I'll be turning in my Critter's trade-off novel today. I got mine back, and my co-conspirator is chomping at the bit for her feedback. The problem is, I don't think she's going to like it. I'm going through it right now, and reviewing my comments to make sure that nothing's too harsh or mean. The fact is, the story is quite tedious. There's a lot of filler, and not much plot development. There's a lot of time trying to build suspense and scariness, but it's like trying to blow air into a balloon that has a big hole on the other end.
Which brings me to my question, is tact really that necessary in critiques, or are you just being a baby? In all the workshop sites I've visited, there's a lot about tact and etiquette when critiquing, and to do the opposite is a TOS violation. I'm afraid this person will be least of all disappointed and most of all devastated and crying in her pillow, when she finds out what I've said.

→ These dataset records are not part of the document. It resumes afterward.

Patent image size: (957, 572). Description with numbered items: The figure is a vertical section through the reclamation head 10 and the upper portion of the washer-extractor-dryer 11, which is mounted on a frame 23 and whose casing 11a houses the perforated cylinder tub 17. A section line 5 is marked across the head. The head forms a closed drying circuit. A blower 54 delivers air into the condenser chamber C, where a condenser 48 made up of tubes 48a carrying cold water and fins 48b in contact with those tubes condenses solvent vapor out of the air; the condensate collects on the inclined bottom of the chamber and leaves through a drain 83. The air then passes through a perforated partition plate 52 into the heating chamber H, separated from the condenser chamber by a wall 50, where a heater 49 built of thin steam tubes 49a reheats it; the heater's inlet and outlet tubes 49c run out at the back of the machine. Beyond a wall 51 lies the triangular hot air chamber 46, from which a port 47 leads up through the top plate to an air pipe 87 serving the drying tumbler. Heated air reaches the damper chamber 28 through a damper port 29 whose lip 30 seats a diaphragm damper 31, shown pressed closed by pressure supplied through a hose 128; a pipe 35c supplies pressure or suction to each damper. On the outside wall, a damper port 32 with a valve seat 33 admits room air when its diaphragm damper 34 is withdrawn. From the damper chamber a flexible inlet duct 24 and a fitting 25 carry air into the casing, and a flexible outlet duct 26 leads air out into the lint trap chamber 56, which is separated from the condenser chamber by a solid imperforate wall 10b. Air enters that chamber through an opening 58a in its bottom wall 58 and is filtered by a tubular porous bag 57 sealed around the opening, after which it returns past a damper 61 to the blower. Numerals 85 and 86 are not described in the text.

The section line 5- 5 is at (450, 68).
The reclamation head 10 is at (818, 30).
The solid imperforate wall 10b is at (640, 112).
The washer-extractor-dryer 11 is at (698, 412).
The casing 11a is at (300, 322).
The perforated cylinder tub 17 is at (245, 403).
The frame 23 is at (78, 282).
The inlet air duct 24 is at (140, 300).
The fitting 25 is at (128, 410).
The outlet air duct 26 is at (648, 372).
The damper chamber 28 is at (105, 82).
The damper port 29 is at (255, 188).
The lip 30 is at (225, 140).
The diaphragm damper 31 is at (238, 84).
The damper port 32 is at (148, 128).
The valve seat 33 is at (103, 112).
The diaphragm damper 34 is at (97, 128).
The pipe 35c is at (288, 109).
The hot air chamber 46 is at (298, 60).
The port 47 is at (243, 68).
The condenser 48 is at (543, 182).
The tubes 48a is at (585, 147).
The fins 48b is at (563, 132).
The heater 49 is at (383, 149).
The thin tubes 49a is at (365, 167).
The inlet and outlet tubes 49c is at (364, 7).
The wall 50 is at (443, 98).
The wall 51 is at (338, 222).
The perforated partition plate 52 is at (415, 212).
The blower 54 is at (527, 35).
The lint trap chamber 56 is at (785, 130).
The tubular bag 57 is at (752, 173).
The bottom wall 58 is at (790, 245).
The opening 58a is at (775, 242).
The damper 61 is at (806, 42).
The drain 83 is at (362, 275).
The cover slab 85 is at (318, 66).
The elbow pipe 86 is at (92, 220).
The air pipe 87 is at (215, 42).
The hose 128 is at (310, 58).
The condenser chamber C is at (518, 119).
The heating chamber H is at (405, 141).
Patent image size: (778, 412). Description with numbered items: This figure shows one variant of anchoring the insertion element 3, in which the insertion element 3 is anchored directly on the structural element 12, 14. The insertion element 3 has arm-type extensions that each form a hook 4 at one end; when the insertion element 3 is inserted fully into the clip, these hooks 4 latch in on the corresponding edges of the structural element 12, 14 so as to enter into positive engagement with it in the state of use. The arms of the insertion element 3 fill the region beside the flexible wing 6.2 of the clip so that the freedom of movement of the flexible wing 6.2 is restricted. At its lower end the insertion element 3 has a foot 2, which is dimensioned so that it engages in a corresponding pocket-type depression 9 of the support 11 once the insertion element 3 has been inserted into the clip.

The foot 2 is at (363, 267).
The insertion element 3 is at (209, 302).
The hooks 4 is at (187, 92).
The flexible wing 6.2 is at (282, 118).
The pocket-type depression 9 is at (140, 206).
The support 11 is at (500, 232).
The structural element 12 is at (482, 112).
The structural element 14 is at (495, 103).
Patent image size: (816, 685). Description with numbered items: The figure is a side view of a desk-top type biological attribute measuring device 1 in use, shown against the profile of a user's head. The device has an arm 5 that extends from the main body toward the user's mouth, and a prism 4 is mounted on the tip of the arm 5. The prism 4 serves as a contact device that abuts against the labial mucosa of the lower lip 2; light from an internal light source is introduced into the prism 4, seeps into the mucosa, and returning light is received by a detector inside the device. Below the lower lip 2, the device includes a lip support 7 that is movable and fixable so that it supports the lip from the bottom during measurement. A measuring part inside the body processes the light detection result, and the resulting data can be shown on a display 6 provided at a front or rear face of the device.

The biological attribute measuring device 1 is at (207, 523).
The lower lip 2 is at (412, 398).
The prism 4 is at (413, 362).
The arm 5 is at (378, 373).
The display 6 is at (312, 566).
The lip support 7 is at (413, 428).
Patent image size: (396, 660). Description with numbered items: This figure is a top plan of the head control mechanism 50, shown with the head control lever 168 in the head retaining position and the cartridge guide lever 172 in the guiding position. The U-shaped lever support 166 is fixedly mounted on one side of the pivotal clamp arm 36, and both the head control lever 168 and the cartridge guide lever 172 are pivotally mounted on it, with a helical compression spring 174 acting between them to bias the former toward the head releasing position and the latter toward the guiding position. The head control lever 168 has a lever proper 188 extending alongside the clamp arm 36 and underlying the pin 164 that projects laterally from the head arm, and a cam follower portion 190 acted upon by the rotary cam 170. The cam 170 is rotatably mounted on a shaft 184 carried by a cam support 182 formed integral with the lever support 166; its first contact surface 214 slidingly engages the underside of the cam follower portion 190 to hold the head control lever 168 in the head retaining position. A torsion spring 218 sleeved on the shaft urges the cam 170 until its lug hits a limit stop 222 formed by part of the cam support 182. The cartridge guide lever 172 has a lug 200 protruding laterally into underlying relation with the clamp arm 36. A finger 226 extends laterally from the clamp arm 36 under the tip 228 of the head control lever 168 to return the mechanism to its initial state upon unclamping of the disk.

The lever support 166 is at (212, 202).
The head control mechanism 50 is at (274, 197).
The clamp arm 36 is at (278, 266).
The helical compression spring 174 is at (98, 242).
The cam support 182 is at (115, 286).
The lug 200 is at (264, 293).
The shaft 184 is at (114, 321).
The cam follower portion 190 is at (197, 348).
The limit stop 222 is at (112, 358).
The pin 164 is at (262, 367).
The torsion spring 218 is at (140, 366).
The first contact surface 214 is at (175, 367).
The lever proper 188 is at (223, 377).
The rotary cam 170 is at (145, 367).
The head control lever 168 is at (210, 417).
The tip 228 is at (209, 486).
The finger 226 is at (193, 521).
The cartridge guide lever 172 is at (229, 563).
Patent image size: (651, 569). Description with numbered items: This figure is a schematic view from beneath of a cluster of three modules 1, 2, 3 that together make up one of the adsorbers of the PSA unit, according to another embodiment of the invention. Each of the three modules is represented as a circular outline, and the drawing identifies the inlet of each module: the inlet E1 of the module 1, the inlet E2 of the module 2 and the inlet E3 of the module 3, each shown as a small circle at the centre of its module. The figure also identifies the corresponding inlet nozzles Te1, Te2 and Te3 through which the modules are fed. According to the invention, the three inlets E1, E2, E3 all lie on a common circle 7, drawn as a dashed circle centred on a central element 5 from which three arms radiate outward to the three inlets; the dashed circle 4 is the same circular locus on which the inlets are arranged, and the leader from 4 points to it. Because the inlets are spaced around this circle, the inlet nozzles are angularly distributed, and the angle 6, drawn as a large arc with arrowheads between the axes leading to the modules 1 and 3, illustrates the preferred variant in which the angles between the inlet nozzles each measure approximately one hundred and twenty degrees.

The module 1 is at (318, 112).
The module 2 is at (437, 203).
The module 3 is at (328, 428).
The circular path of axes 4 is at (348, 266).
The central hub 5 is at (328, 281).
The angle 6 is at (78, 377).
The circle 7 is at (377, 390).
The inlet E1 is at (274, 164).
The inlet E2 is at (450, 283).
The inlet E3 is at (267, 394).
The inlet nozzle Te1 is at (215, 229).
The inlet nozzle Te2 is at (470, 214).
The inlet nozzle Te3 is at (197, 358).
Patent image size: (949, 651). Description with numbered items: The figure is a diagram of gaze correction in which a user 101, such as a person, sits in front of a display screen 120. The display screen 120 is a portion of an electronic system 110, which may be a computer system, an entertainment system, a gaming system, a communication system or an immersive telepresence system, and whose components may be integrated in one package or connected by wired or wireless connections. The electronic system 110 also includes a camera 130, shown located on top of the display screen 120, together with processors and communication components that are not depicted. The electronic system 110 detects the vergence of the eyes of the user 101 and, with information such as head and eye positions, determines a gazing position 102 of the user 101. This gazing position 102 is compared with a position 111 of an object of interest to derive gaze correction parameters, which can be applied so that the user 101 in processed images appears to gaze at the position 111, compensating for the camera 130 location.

But seriously, writers need to toughen up. The publishing world is 99% rejection, and to take it personally is bad coping strategy. Lots of newbie writers are babies, and need constant patting-on-the-back. It's more work for a critiquer to sigh and grit his teeth and say "I think you should explain this part more" instead of "WHAT? WHAT? WHAT THE HELL IS ANYONE TALKING ABOUT?" It lacks the communication of the emotion of the reader, in how frustrated he is reading swiss cheese. I think the writer should know that, as more motivation for fixing the piece. If you want to be a serious writer, you need to learn how to distance your self from your work. They are not the same thing.